I love a good Farmers Market. 

Homegrown vegetables, fruit and other homespun creations warm my heart. I go as often as I can, taking in the sights and sounds and even the smells... it enriches my life. 

I don't take for granted the work behind the market.  The long hours in the fields, the bakers rising early to prepare their wares, and then the packaging, delivering, presenting, in all kinds of weather. 

I've been involved in a marketing adventure recently. Because I am one of 55 authors who have a work published in an anthology, we are celebrating the book release of  Christmas with Hot Apple Cider this week!

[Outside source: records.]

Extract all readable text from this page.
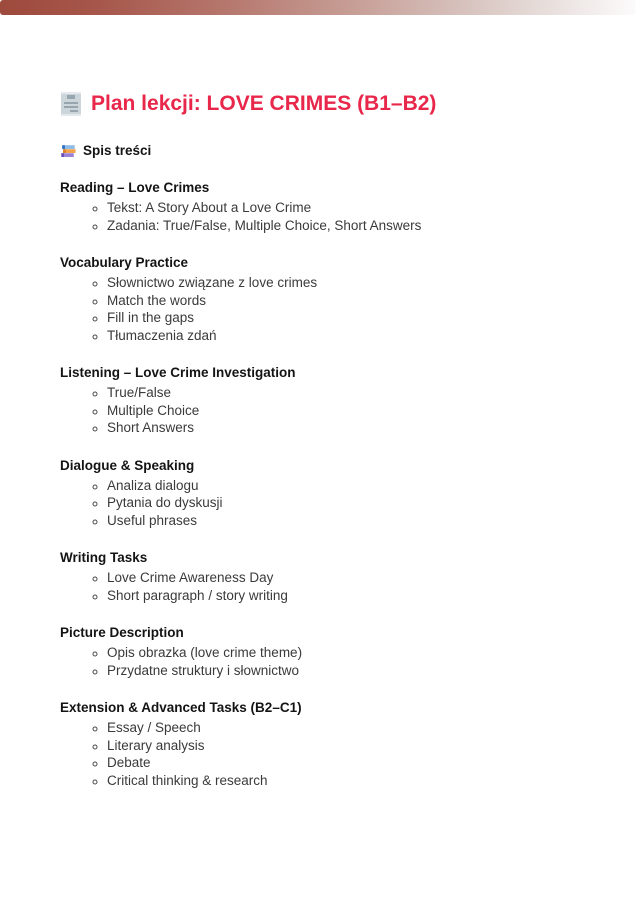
Plan lekcji: LOVE CRIMES (B1–B2)
Spis treści
Reading – Love Crimes
◦ Tekst: A Story About a Love Crime
◦ Zadania: True/False, Multiple Choice, Short Answers
Vocabulary Practice
◦ Słownictwo związane z love crimes
◦ Match the words
◦ Fill in the gaps
◦ Tłumaczenia zdań
Listening – Love Crime Investigation
◦ True/False
◦ Multiple Choice
◦ Short Answers
Dialogue & Speaking
◦ Analiza dialogu
◦ Pytania do dyskusji
◦ Useful phrases
Writing Tasks
◦ Love Crime Awareness Day
◦ Short paragraph / story writing
Picture Description
◦ Opis obrazka (love crime theme)
◦ Przydatne struktury i słownictwo
Extension & Advanced Tasks (B2–C1)
◦ Essay / Speech
◦ Literary analysis
◦ Debate
◦ Critical thinking & research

It has been exciting for me to be part of such a lovely project and I have enjoyed reading all of this book. The contributors are a varied group of lovely Canadians all sharing Christmas spirit through stories and poetry. 

The first time I wrote a book I went to my brother for advice, since he has a marketing degree and had a written a book himself. I never forgot what he said.. He shared with me that the writing was the easy part!
Then there is the production of the book, which has many facets.  Nowadays many authors are self published, and our online world has changed the way we read and assimilate information. 

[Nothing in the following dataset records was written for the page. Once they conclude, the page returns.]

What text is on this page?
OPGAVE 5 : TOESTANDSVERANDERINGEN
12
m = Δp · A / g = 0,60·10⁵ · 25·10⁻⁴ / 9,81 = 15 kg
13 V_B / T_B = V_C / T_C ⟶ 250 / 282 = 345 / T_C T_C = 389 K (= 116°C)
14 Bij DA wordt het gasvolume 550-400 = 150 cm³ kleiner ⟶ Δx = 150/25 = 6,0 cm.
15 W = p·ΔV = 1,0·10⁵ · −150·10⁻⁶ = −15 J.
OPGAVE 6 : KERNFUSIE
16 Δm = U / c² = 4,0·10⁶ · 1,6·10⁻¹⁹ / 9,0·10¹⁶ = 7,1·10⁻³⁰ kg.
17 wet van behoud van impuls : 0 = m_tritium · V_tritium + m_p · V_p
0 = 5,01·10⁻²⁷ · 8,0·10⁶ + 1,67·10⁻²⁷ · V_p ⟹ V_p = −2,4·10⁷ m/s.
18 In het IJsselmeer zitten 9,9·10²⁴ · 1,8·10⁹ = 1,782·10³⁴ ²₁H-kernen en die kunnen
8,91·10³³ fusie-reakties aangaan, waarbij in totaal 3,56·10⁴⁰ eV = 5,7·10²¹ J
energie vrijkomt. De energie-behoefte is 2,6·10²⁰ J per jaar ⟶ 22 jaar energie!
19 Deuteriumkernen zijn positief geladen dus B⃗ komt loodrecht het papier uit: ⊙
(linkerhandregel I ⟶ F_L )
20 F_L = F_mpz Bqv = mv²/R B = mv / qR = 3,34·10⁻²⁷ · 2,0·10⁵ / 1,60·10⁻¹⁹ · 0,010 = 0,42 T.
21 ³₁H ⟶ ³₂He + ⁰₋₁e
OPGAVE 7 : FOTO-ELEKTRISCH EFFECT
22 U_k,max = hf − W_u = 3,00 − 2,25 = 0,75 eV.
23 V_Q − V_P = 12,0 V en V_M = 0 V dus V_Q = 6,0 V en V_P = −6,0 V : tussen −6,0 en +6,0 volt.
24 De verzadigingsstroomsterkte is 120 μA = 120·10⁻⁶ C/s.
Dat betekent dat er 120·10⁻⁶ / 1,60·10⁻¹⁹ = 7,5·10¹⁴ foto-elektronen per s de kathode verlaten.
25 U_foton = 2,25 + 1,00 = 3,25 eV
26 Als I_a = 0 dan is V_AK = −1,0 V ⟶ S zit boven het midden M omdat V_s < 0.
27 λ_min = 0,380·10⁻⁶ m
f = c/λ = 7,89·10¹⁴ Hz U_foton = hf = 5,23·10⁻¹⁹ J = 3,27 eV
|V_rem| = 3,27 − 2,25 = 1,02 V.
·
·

I've spent countless hours with my son who has helped me to produce work that looks appealing and professional. It is a lot of hard work. 

The most challenging part, though, my brother said, was the marketing. And I have found that to be very true. It would be much easier (for me) to give it all away. 

I was reminding myself this week that I don't expect the farmer to give away his or her produce.  And the thought occurred to me that the farmer might also get more joy out of growing things then trying to sell them!

So how does one create space for a marketplace for things like art, music and books?

If you are still with me 😊, I have been on a sharp learning curve as I observe the very hard work of the editors of this anthology as they market this book. They make it fun. And as I enter into this week, I will also invite you to join the Facebook launch party as you are able. You could even win prizes!  

I'm also learning a great deal about the Internet and Facebook practices. I will confess here I really like things that are free!  I recently stopped playing a word game because I just couldn't stand the ads. They were long and loud and bothered me. But I get it... somebody needs to make some money for providing this service. 

I made a conscious decision some years back not to have ads on this blog page. One reason is that I was concerned I wouldn't always endorse their content. I was happy to share my thoughts if people wanted to take the time to read them. And I've been so honoured by the kind feedback I've received. 

More than once when I was ready to set down my pen, someone has come to me and told me not to stop writing. What an encouraging word that has been, and has felt God-sent at times. 

Another interesting fact I learned about Facebook recently is you wish to follow someone, or a page, just "liking" it (which is great) does not necessarily mean you will always see those posts in your news feed. But if you tap and hold on the "following" button on the right hand side of a page you wish to follow, you can choose an option to "see first", for up to 30 pages. And if you don't wish to follow, you have that option too!!

So... there is the market story. I'm much more comfortable at the Farmers market chatting it up with my favourite farmer. But here I am, marketing a wonderful product, a lovely gift.  I've revamped my website  (well, I hired a lovely lady to help with that), 
I'm ready to share my wares. 

You'll find information about the book and other resources at on my official web page.

I also welcome you to join me on my Facebook page Grace Notes, Thoughts and Prayers, and "like" it if you have not already done so!  There you will find information about this week's book launch party, as well as encouraging thoughts, prayers and art.

You can also visit the Hot Apple Cider Books official page and get updates from the editors themselves. 

Thank you to those who read.  Thank you for your feedback, your encouragement, and helpful ideas.  Happy October!